Affiliate or Affiliate Group - The party to this contract wishing to participate in the Service with the intention of earning revenues such as Commissions for referring business to Merchants in the Programme.

Merchants - The party supplying goods, products and services to customers. Customers include those referred to the Merchant by the Affiliate utilising The Aspect Network Technology.

Customer - The person or entity interacting with the merchants including (but not limited to) purchasing goods, products or services or providing the merchants with information to better its commercial or other aims.

The Aspect Network Website - Web pages that may be accessible following links on and from www.theaspectnetwork.com. This website hosts the technology that facilitates the automated and online aspects of the referral of a customer to a merchant by the affiliate and the software that records the activity within the Service.

Service - The Service is the provision of The Aspect Network technology to the Affiliate and comprises technological and commercial relationships between Affiliates, Merchants and TheAspectNetwork.com

Programme - The framework by which Affiliates can earn revenues by generating Sales or Referrals for Merchants

Sale - A sale is a sale of goods, products or services from a merchant to a customer. Commission is payable from Merchants to the Affiliate according to the rates the Merchants have agreed with The Aspect Network at that time.

Referral - A referral is the act of passing on a potential customer to a Merchant, with or without the aim of monetary reward.

Commission - Commission is a monetary payment made to Affiliates in relation to sales or referrals of Customers to merchants.

Chargeback - Sales and referrals may after the event be determined not to be bona fide business transactions. In such cases the payments of commissions either due to be paid or actually paid may be reversed to reflect the fact that the Merchant's business never benefited from the transaction. Chargeback rules, including time limits for merchant claims, are detailed in clause 4.
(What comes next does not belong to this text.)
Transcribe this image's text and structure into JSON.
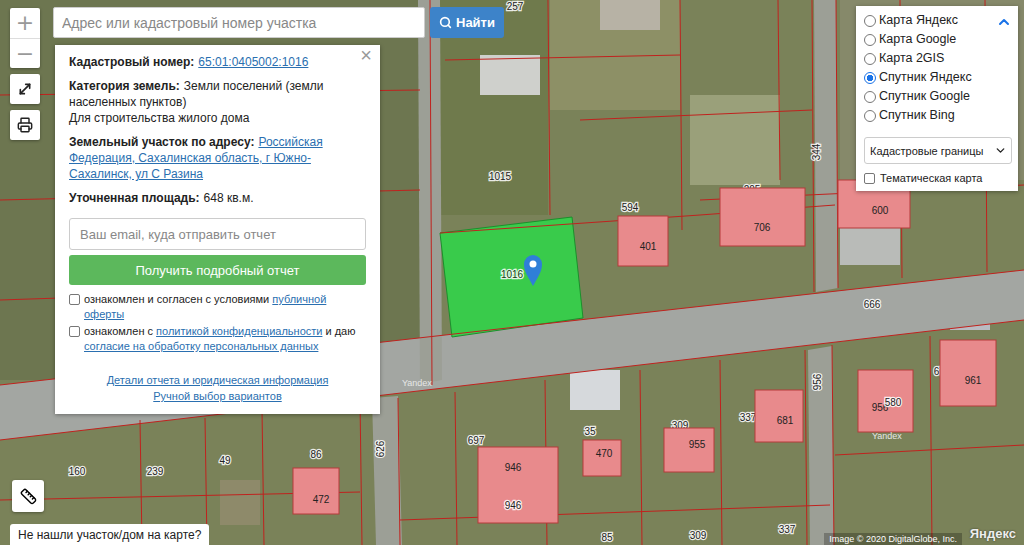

1) Affiliate promotion of Merchants and Business Categories

The Affiliate agrees that The Aspect Network can set up the Affiliate as an affiliate of all or any of the Merchants within the Service.

The Affiliate agrees that by completing the online registration service through The Aspect Network Website it is entering into a contract with The Aspect Network to promote or advertise Programmes. The terms of this contract are detailed in clause 7 of these Terms & Conditions.

For each Merchant The Aspect Network will provide a Web address to and for the sole use by the Affiliate to use in promoting that merchant.

The Aspect Network provides the Affiliate with a Website promoting some or all of the merchants within the service. The Affiliate is under no obligation to promote the Web address of this site.

The Aspect Network does not warrant that the content of this site will not compete with the commercial and other aims or content views of the Affiliate.

The Aspect Network will provide upon request from the Affiliate, for additional cost and under separate terms and conditions, a bespoke Website for promotion of merchants.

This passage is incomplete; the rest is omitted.